Что более всего поразило Сида Амета в образе Дон Кихота, так это его печаль – несомненно знак безграничной печали его глубокой души, бездонно глубокой, печальной и открытой, подобно лишенным растительности ламанч– ским просторам, тоже печальным и величественным в своей торжественности, отмеченным тихой печалью невозмутимого сурового материка.

Санчо его окрестил «Рыцарем Печального Образа» (цитата И). Роке Гинарт сказал о нем, что «вид у него был такой печальный и унылый, что он казался воплощением самой печали» (цитата XVI), и все, кто встречался с ним, любуясь им, пугались, однако, при виде печального и странного выражения его лица, как если бы в нем отражалась его огромная душа, совершенно по–своему воспринимавшая мир. Этот кастильский Христос был печален до самой своей прекраснейшей смерти.

Сами черты его физиономии меланхоличны: «падающие вниз» усы, орлиный нос, морщинистое, худое лицо.

Но печаль его не была похожа на печаль, изливающуюся в слезах и жалобах, каковую выражает бледная физиономия с долгой гривой, искусно растрепанной, – чахоточную печаль сентиментального эгоиста; нет, это была печаль борца, покорного своей судьбе, – из тех, кто стремится преломить плеть Господа Бога, целуя ему руку; это была серьезность, поднявшаяся над веселостью и над грустью, с веселостью перемешанной; это был не детский оптимизм, не старческий пессимизм, но печаль, полная здорового смирения и жизненной простоты.

Настолько печальным был вид Рыцаря Печального Образа, что Санчо назвал этот вид «жалостным» (цитата И), а изливавшая душу взбалмошная Альтиси– дора, принимая Дон Кихота за злобного тупицу, не желала видеть перед своими глазами не то чтобы «его печального образа, а (…) его гадкой и гнусной образины» (глава LXX части второй). И это нас приводит к вопросу: был ли Рыцарь Печального Образа безобразным?

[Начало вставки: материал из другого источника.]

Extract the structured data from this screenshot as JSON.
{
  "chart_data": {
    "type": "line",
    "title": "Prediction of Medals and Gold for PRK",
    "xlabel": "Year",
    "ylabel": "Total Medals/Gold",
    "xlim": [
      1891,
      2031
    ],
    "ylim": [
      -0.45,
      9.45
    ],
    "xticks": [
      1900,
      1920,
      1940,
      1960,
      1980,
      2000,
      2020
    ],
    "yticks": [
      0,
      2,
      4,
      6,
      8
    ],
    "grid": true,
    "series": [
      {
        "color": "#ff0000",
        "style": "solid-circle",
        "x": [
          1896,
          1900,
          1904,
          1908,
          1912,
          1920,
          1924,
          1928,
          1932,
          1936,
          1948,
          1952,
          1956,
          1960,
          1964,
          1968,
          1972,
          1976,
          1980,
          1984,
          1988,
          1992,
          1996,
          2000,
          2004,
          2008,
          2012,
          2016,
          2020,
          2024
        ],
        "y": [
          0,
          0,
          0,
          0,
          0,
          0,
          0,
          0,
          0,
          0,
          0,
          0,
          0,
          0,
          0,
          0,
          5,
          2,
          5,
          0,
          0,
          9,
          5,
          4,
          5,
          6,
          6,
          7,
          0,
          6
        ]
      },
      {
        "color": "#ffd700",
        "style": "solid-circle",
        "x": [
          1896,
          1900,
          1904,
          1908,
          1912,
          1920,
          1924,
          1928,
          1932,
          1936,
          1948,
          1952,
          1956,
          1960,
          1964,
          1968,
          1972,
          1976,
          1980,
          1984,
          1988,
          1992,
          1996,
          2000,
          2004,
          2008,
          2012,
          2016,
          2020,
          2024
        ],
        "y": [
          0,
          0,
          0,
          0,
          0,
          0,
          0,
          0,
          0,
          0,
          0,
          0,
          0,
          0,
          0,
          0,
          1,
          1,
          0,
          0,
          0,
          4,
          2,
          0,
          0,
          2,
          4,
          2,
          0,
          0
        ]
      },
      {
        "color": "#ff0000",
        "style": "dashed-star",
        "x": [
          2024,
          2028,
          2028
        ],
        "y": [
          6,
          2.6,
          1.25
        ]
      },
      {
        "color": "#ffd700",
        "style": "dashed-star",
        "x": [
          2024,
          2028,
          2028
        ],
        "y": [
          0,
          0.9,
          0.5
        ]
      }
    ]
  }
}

«Но все же я не могу понять, – говорил Санчо, – что такое увидела в вас эта девушка и что могло бы ее победить и покорить: где то изящество, щегольство, остроумие, красота лица, которые могли бы, вместе или порознь взятые, ее обольстить? Ибо, истинная правда, что, сколько раз я вас ни оглядывал от пяток до кончиков волос на голове, я всегда находил больше такого, что может скорее испугать, чем обольстить; и так как я слышал тоже, что красота – первейшая и главнейшая вещь, в которую люди влюбляются, то я никак не могу взять в толк, во что влюбилась эта бедняжка?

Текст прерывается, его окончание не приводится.